La motivation des refus de délivrance de visa me semble d’autant plus pertinente qu’elle se pratique déjà pour les membres de la famille d’un ressortissant de l’Union européenne, qu’il s’agisse du conjoint, des enfants ou des ascendants.

Par ailleurs, des clarifications me semblent nécessaires en ce qui concerne la reconnaissance des partenariats enregistrés à l’étranger. L’article 515-7-1 du code civil, créé par la loi de simplification et de clarification du droit et d’allégement des procédures du 12 mai 2009, dispose : « Les conditions de formation et les effets d’un partenariat enregistré ainsi que les causes et les effets de sa dissolution sont soumis aux dispositions matérielles de l’État de l’autorité qui a procédé à son enregistrement. »

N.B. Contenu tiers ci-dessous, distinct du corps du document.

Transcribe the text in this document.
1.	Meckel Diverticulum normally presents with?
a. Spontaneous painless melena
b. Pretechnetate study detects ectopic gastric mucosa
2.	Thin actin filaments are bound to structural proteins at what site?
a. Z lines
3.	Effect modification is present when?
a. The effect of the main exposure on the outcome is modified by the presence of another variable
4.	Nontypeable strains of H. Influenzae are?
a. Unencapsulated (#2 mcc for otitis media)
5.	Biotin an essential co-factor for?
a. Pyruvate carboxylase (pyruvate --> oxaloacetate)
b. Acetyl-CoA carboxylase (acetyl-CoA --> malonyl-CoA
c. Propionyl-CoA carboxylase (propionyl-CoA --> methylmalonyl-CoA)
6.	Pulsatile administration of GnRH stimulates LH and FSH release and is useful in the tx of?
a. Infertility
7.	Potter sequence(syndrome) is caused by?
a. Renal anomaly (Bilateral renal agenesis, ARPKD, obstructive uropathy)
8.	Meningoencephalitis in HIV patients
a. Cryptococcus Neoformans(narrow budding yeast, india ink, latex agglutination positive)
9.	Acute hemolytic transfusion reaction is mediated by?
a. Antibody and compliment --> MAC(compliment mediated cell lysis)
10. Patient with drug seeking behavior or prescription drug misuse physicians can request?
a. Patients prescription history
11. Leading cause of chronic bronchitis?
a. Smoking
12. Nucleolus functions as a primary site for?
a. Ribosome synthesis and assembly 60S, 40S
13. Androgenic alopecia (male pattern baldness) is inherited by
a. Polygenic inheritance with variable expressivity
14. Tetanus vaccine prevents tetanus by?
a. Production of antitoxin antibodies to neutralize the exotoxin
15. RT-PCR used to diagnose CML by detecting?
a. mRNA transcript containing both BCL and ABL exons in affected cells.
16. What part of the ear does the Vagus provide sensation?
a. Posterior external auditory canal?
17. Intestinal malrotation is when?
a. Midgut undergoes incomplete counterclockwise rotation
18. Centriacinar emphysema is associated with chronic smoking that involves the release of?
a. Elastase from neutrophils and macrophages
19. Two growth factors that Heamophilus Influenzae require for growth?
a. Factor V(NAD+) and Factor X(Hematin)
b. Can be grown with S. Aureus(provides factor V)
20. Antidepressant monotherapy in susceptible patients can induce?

Cette disposition, qui satisfait l’article 3 de la présente proposition de loi, implique la reconnaissance en France des effets juridiques d’une union civile conclue à l’étranger tant que ceux-ci ne contreviennent pas à l’ordre public français. Ainsi, les droits dont ces couples bénéficient dans le pays d’enregistrement de leur partenariat sont reconnus par la France dès lors qu’ils n’excèdent pas les droits reconnus aux pacsés.

Une telle précision est importante, car les effets juridiques des unions civiles varient considérablement d’un État à l’autre, même au sein de l’Union européenne, certaines législations conférant à ces couples des droits égaux à ceux des conjoints mariés, tandis que d’autres leur reconnaissent des droits plus restreints qu’à des pacsés français.

À titre d’exemple, il m’a été transmis voilà quelques semaines une correspondance entre un couple uni par un partenariat civil britannique et l’administration fiscale française. Cette dernière indiquait que l’article 515-7-1 du code civil n’est pas censé donner aux partenariats civils britanniques les mêmes exonérations d’impôt sur les successions que pour les couples français pacsés. Aucune précision n’a été donnée à ce couple quant à l’étendue précise des droits dont ils pouvaient bénéficier. Je le regrette, car nous avons un devoir d’information à l’égard de nos concitoyens et de leurs partenaires étrangers, avant même que ceux-ci ne contractent une union civile.

Afin de faciliter les nécessaires efforts d’information vis-à-vis de l’administration et du public, il me semble indispensable qu’une étude comparée de la législation relative aux effets des unions civiles dans les différents pays de l’Union européenne soit menée, et que ses résultats soient largement diffusés via les consulats et les administrations françaises. J’ai déjà eu l’occasion de formuler une telle demande.

En conclusion, je regrette que cette proposition de loi n’aborde la dimension internationale de la législation sur le PACS qu’en matière d’acquisition de la nationalité. L’urgence, pour les partenaires civils étrangers et les couples mixtes unis par des tels partenariats, me semble résider dans la clarification de notre droit actuel et des procédures qui en découlent en matière tant de délivrance des visas et des titres de séjours que de droit social. Il importera ensuite de veiller à la bonne information des multiples administrations concernées, qui tendent, pour l’instant, faute d’éléments clairs, à opposer des réponses contradictoires aux administrés qui les sollicitent, ce qui peut être fortement préjudiciable.